Full bios on the new advisory board can be found on www.rjkexplorations.com/corporate/#boa

RJK has a new website, www.rjkexplorations.com, created by SMB Master. The Company has created an Interactive Property Map and an Interactive Nipissing Diamond Timeline to help new investors understand how RJK is working towards its goal of discovering diamonds. Each presentation will be updated as exploration progress is made. Also, with the help of Inside Exploration, the company has begun to create videos discussing various aspects of its exploration work.

The Company also announces a proposed non-brokered private placement (the “Offering”) of up to 8,000,000 units (the “Units”) at a price of $0.125 per Unit for gross proceeds of up to $1,000,000, and a concurrent non-brokered private placement (the “FT Offering’) of up to 1,200,000 flow-through units (“FT Units”) at a price of $0.125 per FT Unit for gross proceeds of up to $150,000.

Each Unit will consist of one convertible Series 1 Class C Preference Share (a “Royalty Share”), and one share purchase warrant (a “Warrant”) exercisable for one Class A Subordinate Voting Share of the Company (a “Class A Share”). Amongst other features, each Royalty Share shall be a voting share and, after 4 years from the closing of the Offering, shall be convertible into one Class A Share, on and subject to the terms and conditions of the Royalty Shares. Each FT Unit will consist of one flow-through Class A Share (an “FT Share”) and one Warrant.

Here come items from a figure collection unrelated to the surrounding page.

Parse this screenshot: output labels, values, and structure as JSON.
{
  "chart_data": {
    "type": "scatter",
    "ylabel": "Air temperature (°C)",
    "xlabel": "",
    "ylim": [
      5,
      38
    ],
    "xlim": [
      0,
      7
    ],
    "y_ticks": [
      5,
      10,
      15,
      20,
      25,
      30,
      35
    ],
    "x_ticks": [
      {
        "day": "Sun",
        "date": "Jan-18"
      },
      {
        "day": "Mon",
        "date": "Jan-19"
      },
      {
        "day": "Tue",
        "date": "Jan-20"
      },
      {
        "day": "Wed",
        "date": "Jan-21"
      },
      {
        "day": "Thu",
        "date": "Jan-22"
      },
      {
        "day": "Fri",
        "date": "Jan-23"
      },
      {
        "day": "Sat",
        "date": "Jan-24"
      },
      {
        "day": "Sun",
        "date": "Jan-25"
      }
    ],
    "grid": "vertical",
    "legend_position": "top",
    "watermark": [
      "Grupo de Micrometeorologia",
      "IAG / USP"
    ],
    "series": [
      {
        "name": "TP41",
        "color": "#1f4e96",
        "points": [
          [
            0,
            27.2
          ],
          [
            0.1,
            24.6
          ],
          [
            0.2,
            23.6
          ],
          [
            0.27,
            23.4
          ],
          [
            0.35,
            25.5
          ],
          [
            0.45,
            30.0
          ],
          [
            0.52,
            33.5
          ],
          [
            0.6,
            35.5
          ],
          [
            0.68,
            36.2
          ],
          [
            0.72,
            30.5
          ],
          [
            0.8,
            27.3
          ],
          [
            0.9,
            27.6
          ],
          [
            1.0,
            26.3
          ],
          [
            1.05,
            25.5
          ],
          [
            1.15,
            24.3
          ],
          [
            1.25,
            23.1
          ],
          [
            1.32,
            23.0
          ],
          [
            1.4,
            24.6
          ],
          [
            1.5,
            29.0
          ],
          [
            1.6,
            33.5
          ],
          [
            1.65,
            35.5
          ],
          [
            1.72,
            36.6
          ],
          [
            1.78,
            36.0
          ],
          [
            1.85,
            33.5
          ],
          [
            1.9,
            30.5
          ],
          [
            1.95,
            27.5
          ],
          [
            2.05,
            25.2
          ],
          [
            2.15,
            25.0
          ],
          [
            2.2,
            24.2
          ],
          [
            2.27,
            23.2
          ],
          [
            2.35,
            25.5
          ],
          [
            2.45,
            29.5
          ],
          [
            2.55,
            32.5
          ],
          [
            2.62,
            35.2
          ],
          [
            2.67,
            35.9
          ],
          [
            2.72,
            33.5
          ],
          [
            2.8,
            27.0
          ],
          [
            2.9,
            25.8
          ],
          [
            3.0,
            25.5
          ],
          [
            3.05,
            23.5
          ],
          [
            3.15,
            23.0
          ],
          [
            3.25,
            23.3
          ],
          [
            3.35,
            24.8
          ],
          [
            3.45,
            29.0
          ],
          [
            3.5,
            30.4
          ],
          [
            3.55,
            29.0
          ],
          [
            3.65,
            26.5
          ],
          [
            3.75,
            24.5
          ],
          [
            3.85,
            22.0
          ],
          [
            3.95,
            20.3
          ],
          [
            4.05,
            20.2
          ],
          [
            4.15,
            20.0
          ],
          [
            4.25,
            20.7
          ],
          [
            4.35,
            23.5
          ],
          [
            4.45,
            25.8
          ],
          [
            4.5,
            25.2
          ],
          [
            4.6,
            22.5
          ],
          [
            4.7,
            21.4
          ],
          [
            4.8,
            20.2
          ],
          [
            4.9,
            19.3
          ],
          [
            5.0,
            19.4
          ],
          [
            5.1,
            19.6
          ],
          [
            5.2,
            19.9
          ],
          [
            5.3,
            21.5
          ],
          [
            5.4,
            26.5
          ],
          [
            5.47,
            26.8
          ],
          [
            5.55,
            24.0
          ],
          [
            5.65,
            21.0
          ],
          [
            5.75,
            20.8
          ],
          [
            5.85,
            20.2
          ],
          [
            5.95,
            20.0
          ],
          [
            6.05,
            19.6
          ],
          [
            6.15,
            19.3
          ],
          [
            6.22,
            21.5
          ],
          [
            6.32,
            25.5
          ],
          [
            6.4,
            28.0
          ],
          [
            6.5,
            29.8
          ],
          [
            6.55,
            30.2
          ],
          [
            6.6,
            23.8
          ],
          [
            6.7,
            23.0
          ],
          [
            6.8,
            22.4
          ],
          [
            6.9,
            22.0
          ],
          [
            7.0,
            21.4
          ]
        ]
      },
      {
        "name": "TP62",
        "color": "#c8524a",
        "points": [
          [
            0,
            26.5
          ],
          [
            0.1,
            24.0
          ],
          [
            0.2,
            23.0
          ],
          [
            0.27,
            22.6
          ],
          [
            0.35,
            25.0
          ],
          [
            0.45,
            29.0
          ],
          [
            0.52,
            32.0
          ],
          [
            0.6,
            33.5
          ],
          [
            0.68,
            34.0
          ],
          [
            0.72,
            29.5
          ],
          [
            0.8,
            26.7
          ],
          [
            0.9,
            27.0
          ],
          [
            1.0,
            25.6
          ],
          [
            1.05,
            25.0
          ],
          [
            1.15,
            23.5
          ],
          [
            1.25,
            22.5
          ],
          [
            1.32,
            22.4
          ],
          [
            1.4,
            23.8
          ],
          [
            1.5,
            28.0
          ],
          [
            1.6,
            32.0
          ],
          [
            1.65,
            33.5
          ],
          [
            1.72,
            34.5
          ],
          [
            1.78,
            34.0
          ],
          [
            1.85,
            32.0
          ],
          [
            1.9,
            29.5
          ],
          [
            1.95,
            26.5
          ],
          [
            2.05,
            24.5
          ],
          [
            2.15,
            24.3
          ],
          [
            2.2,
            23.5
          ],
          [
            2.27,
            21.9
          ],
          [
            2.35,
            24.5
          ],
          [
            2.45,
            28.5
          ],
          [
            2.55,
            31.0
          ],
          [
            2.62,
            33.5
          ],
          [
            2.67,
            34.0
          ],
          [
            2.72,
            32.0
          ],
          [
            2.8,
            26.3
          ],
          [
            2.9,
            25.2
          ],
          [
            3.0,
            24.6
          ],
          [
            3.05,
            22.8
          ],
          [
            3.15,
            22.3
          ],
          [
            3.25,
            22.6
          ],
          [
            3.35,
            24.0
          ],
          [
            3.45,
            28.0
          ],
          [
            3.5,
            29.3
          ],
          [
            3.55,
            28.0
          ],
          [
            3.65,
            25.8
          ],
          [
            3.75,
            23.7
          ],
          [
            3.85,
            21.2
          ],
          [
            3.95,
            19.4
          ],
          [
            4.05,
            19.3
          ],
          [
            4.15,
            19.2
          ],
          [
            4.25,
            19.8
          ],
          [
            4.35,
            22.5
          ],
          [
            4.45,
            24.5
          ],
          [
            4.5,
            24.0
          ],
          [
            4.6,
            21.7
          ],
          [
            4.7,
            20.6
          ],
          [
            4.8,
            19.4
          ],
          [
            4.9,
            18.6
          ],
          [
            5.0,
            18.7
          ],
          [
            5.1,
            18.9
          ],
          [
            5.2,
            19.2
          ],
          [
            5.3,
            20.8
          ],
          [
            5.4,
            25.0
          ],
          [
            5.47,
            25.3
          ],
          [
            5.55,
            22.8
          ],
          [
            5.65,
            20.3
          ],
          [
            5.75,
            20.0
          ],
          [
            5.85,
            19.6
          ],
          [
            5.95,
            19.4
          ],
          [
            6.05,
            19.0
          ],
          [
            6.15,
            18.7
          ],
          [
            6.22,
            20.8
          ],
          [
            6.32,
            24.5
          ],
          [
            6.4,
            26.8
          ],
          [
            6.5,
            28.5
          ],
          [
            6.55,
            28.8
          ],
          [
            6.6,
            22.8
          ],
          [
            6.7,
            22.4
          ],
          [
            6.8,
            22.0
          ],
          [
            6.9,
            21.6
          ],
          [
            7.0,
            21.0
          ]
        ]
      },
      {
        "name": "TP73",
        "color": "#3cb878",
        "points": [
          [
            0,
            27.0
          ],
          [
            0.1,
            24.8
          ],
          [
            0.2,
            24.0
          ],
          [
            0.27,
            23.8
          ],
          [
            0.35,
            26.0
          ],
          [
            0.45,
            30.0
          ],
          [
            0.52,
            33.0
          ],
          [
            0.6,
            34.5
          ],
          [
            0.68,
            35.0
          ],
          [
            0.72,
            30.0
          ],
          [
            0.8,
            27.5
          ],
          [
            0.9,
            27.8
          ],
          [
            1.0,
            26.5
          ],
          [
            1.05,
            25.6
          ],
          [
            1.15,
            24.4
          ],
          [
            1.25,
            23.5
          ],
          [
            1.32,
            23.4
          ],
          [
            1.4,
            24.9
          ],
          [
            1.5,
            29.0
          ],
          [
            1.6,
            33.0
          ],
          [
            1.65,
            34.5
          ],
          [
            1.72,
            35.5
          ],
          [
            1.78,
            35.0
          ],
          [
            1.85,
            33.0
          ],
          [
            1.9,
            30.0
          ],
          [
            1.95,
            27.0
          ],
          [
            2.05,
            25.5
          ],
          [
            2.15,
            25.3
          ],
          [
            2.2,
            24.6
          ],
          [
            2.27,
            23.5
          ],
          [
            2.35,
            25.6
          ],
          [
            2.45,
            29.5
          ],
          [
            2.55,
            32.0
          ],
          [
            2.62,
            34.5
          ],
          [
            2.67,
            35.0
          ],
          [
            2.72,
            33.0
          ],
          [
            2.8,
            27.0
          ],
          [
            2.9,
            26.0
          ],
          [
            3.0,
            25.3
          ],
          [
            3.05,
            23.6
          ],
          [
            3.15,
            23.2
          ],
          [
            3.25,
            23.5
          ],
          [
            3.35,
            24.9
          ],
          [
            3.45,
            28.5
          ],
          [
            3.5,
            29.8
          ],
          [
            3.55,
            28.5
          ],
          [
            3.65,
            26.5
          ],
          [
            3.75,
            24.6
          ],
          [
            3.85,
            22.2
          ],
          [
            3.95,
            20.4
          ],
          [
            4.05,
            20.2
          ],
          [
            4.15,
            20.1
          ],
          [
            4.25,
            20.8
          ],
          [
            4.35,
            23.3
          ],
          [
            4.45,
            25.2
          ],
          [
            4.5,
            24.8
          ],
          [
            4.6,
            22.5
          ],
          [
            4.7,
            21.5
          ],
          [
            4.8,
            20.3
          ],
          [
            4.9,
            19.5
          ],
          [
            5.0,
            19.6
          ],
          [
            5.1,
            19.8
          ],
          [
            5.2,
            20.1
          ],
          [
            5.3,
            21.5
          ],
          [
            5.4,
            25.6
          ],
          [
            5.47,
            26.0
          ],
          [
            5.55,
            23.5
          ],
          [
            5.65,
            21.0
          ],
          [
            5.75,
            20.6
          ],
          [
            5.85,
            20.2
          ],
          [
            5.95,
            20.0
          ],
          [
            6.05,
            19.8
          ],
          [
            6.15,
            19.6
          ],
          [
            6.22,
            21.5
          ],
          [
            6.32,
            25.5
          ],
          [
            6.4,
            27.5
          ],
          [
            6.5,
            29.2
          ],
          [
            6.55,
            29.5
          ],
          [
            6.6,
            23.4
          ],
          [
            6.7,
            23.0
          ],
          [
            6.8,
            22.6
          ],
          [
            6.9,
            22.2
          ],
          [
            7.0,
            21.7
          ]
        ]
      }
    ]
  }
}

Each Warrant will entitle the holder to acquire one Class A Share at an exercise price of $0.20 for up to 12 months following the date of closing of the Offering (The “Closing Date). The term of the Warrants may be accelerated in the event that the issuer’s shares trade at or above a price of $0.25 cents per share for a period of 10 consecutive days. In such case of accelerated Warrants, the Company may give notice, in writing or by way of news release, to the subscribers that the Warrants will expire 60 days from the date of providing such notice.

In addition, conditional upon (i) the filing by the Company of a feasibility study on the Company’s Bishop Claims, and (ii) the repurchase by the Company of 2.5% of a gross overriding royalty (“GORR”) currently outstanding on the Bishop Claim (the “Option Conditions”), each purchaser of Units shall have an option to purchase their pro rata share of a 2.5% GORR on the Bishop Claims (the “Royalty Option”) for aggregate consideration of $2.5 million to the Company. The Royalty Option must be exercised in full by holders of Royalty Shares following satisfaction of the Option Conditions, otherwise the Royalty Option will terminate. The Royalty Option will be subject to the terms of an agreement to be entered into between the Company and the holders of Royalty Shares.

Contact Information

Glenn Kasner, President

Mobile: (705) 568-7567

Email: info@rjkexplorations.com

Company Information

Tel: (705) 568-7445

Neither the TSX Venture Exchange nor its Regulation Services Provider (as that term is defined in the policies of the TSX Venture Exchange) accepts responsibility for the adequacy or accuracy of this release.

Forward Looking Information

This news release includes certain forward-looking statements, which may include, but are not limited to, statements concerning future mineral exploration and property option payments. Any statements contained herein that are not statements of historical facts may be deemed to be forward-looking, including those identified by the expressions “will”, “anticipate”, “believe”, “plan”, “estimate”, “expect”, “intend”, “propose” and similar expressions. Forward-looking statements involve known and unknown risks and uncertainties that could cause actual results, performance, or achievements to differ materially from those expressed or implied in this news release. Factors that could cause actual results to differ materially from those anticipated in this news release include, but are not limited to, the financial resources of the Corporation being inadequate to carry out its stated plans. RJK assumes no obligation to update the forward-looking statements or to update the reasons why actual results could differ from those reflected in the forward-looking statements except as required by applicable law.